Objectives: Epidemiological data suggest that non-steroidal anti-inflammatory drugs
(NSAIDs) may protect against Alzheimer's disease (AD). Unfortunately, recent trials have failed in providing
compelling evidence of neuroprotection. Discussion as to why NSAIDs effectivity is uncertain is
ongoing. Possible explanations include the view that NSAIDs and other possible disease-modifying
drugs should be provided before the patients develop symptoms of AD or cognitive decline. In addition,
NSAID targets for neuroprotection are unclear. Both COX-dependent and independent mechanisms
have been proposed, including γ-secretase that cleaves the amyloid precursor protein (APP) and yields
amyloid β peptide (Aβ).
Methods: We have proposed a neuroprotection mechanism for NSAIDs based on inhibition of mitochondrial
Ca2+ overload. Aβ oligomers promote Ca2+ influx and mitochondrial Ca2+ overload leading to
neuron cell death. Several non-specific NSAIDs including ibuprofen, sulindac, indomethacin and Rflurbiprofen
depolarize mitochondria in the low µM range and prevent mitochondrial Ca2+ overload induced
by Aβ oligomers and/or N-methyl-D-aspartate (NMDA). However, at larger concentrations,
NSAIDs may collapse mitochondrial potential (ΔΨ) leading to cell death.

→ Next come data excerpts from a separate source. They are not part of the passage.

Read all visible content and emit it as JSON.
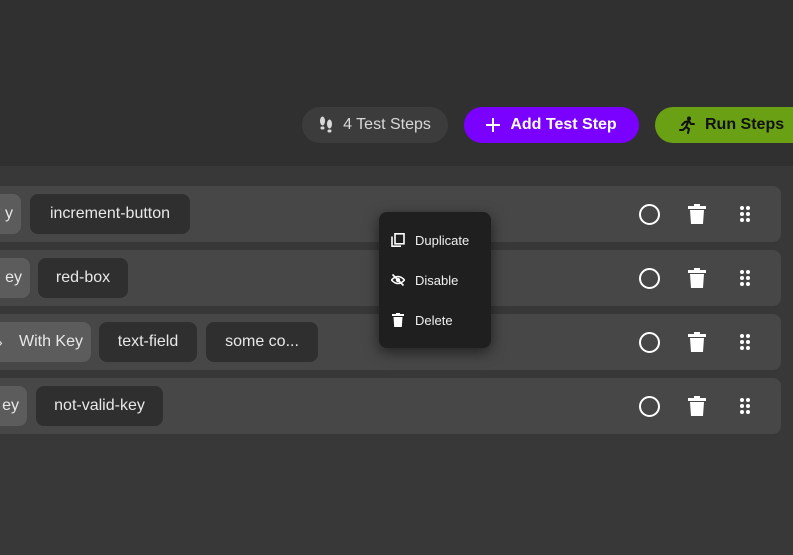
{
  "toolbar": {
    "steps_count_label": "4 Test Steps",
    "add_step_label": "Add Test Step",
    "run_steps_label": "Run Steps"
  },
  "rows": [
    {
      "chips": [
        "y",
        "increment-button"
      ]
    },
    {
      "chips": [
        "ey",
        "red-box"
      ]
    },
    {
      "chips": [
        "With Key",
        "text-field",
        "some co..."
      ]
    },
    {
      "chips": [
        "ey",
        "not-valid-key"
      ]
    }
  ],
  "context_menu": {
    "items": [
      {
        "label": "Duplicate",
        "icon": "copy-icon"
      },
      {
        "label": "Disable",
        "icon": "eye-off-icon"
      },
      {
        "label": "Delete",
        "icon": "trash-icon"
      }
    ]
  },
  "colors": {
    "add_button": "#7a00ff",
    "run_button": "#6aa014",
    "background": "#303030"
  }
}
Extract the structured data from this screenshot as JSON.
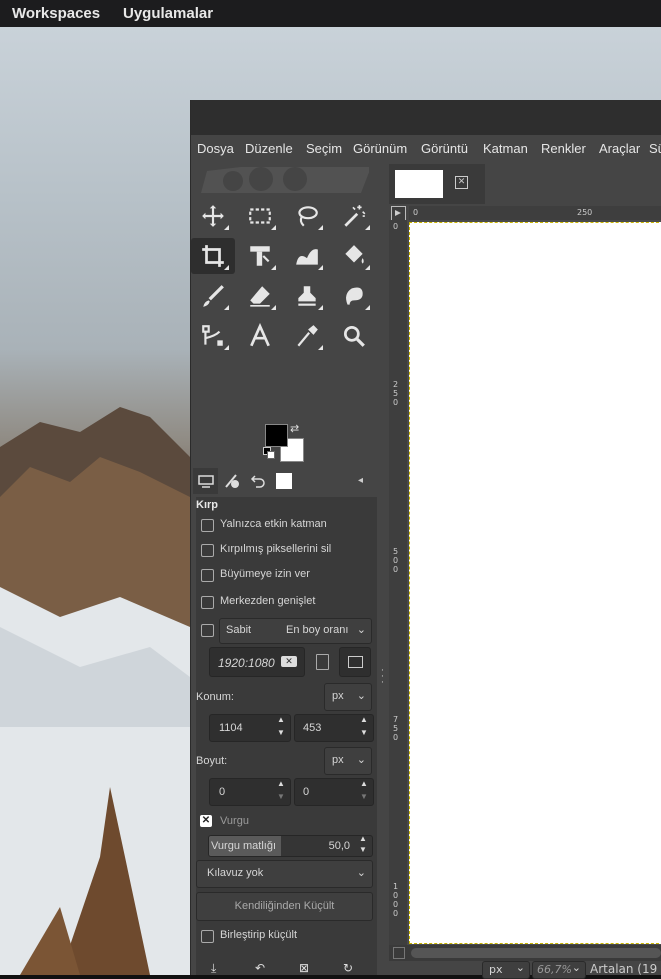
{
  "desktop_topbar": {
    "workspaces": "Workspaces",
    "apps": "Uygulamalar"
  },
  "menu": [
    "Dosya",
    "Düzenle",
    "Seçim",
    "Görünüm",
    "Görüntü",
    "Katman",
    "Renkler",
    "Araçlar",
    "Sü"
  ],
  "tools": [
    "move-tool",
    "rect-select-tool",
    "lasso-tool",
    "fuzzy-select-tool",
    "crop-tool",
    "transform-tool",
    "warp-tool",
    "bucket-fill-tool",
    "paintbrush-tool",
    "eraser-tool",
    "clone-tool",
    "smudge-tool",
    "paths-tool",
    "text-tool",
    "color-picker-tool",
    "zoom-tool"
  ],
  "options": {
    "title": "Kırp",
    "only_active_layer": "Yalnızca etkin katman",
    "delete_cropped": "Kırpılmış piksellerini sil",
    "allow_growing": "Büyümeye izin ver",
    "expand_center": "Merkezden genişlet",
    "fixed": "Sabit",
    "fixed_mode": "En boy oranı",
    "ratio_value": "1920:1080",
    "position_label": "Konum:",
    "position_unit": "px",
    "pos_x": "1104",
    "pos_y": "453",
    "size_label": "Boyut:",
    "size_unit": "px",
    "size_w": "0",
    "size_h": "0",
    "highlight": "Vurgu",
    "highlight_opacity_label": "Vurgu matlığı",
    "highlight_opacity_value": "50,0",
    "guides": "Kılavuz yok",
    "auto_shrink": "Kendiliğinden Küçült",
    "shrink_merged": "Birleştirip küçült"
  },
  "ruler": {
    "h_0": "0",
    "h_250": "250",
    "v": [
      "0",
      "250",
      "500",
      "750",
      "1000"
    ]
  },
  "statusbar": {
    "unit": "px",
    "zoom": "66,7%",
    "text": "Artalan (19"
  }
}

Results: Accordingly, this mechanism may explain neuroprotection at low concentrations and damage at
larger doses, thus providing clues on the failure of promising trials. Perhaps lower NSAID concentrations
and/or alternative compounds with larger dynamic ranges should be considered for future trials to
provide definitive evidence of neuroprotection against AD.